En todas las relaciones humanas, a medida que maduran en virtud del conocimiento y el tiempo que pasan juntas, puede iniciarse y crecer el amor. Sin embargo, hay que aclarar que la mayor parte de las relaciones donde surge y crece el amor no tienen nada que ver con la condición sexuada de las personas. En la gran mayoría de las relaciones, las personas se aman desde la propia sexualidad, pero sin tener como causa del amor la sexualidad del otro, ya sea igual o diferente a la propia. Así pasa entre padres e hijos, entre hermanos, abuelos y nietos, tíos y sobrinos, entre primos y también entre los amigos.
Las únicas relaciones amorosas en las que la sexualidad de las personas tiene un papel importante es el noviazgo, como preparación para el matrimonio, y este último en el que la condición diferentemente sexuada de las personas es un elemento indispensable para la relación amorosa y la entrega mutua de los esposos.
Lo más interesante a analizar es lo que pasa en las relaciones entre esposos. Ciertamente, la relación conyugal es la más completa e intensa que puede darse entre dos personas. Es la única relación interpersonal en que, por la diferencia y complementariedad sexual entre el hombre y la mujer, puede darse la entrega total que permite la unión de sus cuerpos, y en la que ésta es justa, coadyuva a la felicidad de los esposos y al cumplimiento de su tarea común en la formación de la familia.
El matrimonio tiene como uno de sus fines principales el bien de los esposos, por lo que no sólo se trata de complementarse sexualmente, sino que implica el ayudarse a través de las incidencias de la vida cotidiana a ser cada día mejores personas.
El amor empieza por aceptar al otro tal como es, sin pretender cambiarlo; busca siempre el bien del otro para que sea todo lo bueno que puede ser y se entrega al otro para colaborar en su proceso de convertirse en la mejor versión de sí mismo. Los esposos se co-pertenecen en alma, corazón y cuerpo; sin dejar de ser cada uno dueño de sí mismo, son a la vez uno del otro, con carácter de exclusividad y de permanencia, por eso su entrega ha de ser total: todo lo que son como personas, en la integridad de su sexualidad de hombre y mujer, y durante todo el resto de la vida.
Así visto, el amor entre los esposos es algo de lo que ambos son responsables.

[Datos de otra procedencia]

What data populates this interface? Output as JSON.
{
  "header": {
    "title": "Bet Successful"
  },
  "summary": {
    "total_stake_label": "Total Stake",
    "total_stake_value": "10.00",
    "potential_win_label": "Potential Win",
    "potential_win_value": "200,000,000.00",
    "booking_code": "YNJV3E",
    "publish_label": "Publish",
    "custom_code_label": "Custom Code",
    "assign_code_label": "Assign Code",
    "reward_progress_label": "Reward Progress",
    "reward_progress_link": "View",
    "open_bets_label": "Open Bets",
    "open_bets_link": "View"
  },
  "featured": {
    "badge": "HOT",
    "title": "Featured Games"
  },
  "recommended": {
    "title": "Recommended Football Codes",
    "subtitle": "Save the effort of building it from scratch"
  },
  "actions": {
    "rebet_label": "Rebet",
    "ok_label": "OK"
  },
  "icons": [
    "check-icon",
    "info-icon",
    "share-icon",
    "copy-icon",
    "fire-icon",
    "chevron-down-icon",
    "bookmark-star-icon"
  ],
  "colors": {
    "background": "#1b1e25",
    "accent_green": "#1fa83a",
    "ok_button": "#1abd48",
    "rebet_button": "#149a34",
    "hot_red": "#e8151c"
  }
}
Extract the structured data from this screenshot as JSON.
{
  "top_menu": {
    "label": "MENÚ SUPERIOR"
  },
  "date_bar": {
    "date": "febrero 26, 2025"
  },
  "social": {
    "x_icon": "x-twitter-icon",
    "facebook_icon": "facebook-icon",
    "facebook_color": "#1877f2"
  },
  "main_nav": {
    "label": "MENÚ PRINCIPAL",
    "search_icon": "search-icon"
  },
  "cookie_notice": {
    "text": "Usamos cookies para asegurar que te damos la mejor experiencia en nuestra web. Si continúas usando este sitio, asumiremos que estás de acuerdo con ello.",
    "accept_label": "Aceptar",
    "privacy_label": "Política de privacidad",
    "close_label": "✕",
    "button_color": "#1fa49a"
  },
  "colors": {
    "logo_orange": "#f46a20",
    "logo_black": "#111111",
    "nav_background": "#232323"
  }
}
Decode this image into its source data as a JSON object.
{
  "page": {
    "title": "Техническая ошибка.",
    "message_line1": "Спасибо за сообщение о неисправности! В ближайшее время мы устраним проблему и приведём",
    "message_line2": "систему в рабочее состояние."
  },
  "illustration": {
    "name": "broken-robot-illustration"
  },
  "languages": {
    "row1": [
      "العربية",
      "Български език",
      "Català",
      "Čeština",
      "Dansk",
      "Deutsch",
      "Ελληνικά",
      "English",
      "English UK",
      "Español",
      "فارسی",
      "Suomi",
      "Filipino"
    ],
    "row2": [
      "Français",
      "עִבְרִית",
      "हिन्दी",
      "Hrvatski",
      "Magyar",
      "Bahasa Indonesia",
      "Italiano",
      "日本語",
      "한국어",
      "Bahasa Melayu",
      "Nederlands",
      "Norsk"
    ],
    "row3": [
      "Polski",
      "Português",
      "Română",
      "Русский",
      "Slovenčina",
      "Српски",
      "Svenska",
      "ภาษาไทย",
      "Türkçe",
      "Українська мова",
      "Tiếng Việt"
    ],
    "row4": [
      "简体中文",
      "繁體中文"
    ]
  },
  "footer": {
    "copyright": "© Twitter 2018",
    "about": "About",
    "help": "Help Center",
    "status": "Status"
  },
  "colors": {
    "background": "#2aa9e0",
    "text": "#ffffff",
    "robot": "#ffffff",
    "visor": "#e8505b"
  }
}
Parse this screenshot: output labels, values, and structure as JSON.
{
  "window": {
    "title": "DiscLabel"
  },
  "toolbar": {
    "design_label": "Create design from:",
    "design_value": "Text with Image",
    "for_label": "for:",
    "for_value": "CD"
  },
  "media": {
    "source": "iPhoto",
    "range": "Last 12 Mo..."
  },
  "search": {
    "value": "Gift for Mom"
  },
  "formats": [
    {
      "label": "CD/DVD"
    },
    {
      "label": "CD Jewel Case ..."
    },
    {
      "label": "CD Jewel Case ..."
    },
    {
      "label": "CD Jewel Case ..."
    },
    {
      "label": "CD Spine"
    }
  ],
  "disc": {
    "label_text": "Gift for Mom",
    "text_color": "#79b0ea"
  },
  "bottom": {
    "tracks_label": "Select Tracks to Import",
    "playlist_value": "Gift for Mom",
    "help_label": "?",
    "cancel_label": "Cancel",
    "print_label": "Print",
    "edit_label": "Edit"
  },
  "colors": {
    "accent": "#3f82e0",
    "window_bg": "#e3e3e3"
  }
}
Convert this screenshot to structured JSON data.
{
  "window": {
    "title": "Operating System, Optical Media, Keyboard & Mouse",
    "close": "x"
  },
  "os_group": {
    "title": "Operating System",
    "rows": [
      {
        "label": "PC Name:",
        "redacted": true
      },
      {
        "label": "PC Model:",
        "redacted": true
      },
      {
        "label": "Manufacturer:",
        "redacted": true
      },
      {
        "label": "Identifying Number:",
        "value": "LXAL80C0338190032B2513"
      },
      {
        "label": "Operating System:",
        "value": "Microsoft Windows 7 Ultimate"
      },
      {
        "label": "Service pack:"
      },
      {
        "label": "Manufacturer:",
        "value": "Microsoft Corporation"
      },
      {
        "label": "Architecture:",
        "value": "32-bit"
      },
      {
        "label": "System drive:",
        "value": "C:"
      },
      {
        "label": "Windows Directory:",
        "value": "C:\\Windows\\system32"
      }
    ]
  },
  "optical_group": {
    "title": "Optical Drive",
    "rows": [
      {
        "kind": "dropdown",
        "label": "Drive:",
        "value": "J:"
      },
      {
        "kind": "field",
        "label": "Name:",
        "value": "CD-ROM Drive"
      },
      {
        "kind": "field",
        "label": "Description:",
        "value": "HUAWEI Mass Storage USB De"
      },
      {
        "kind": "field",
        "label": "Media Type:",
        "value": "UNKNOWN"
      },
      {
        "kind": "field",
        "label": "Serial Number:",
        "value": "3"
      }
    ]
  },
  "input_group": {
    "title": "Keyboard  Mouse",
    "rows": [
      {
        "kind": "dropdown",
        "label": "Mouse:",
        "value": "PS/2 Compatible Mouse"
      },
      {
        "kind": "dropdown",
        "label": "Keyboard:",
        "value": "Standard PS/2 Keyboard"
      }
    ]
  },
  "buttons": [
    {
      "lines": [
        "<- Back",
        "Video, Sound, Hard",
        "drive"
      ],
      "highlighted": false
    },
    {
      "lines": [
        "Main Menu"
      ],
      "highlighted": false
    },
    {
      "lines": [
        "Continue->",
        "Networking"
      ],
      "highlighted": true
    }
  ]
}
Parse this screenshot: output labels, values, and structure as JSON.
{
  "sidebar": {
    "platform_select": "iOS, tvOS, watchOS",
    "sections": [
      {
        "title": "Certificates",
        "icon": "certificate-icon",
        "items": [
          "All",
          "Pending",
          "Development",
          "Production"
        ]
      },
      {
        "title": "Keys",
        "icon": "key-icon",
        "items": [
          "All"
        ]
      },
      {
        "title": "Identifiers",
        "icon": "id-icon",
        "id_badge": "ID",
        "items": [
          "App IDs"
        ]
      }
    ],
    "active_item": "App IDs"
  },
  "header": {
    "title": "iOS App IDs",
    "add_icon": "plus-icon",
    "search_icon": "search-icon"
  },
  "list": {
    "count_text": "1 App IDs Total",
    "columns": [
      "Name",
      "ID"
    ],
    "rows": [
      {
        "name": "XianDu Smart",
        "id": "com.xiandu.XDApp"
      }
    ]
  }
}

Una de las más importantes responsabilidades que tienen es la de cultivar ese amor para hacerlo crecer y madurar a lo largo de la vida, porque amar y ser amado es la clave de la felicidad conyugal.
¿De qué depende que ese amor crezca fuerte y sano a través del tiempo? Todos conocemos matrimonios que, a pesar de las dificultades que siempre están presentes, se han hecho mutuamente felices a lo largo de los años; también conocemos a otros para los que la vida matrimonial ha sido causa de infelicidad.
Parecería que unos tuvieron buena suerte y otros no. Esto no es así, porque en el tema de la felicidad conyugal la suerte no juega papel alguno. En realidad, cada matrimonio construye o destruye su amor mutuo, y por lo tanto su felicidad.
Por lo general, quienes se sienten fracasados en su relación de esposos sienten que el responsable es el otro. A veces piensan que, de haberse casado con alguien más, sí habrían sido felices. No logran entender que el matrimonio es de dos y que el éxito o el fracaso lo causan ambos, con sus acciones y sus omisiones.
La base de la construcción del amor conyugal es el respeto mutuo y el afán de ambos de hacer feliz al otro. Quien se empeña en encontrar su felicidad es difícil que la encuentre, por el contrario, quien se empeña en hacer feliz al otro seguramente conseguirá la propia felicidad, porque como diría Victor Frankl: “El placer como la felicidad, entre más directamente se persigue, menos se alcanza”.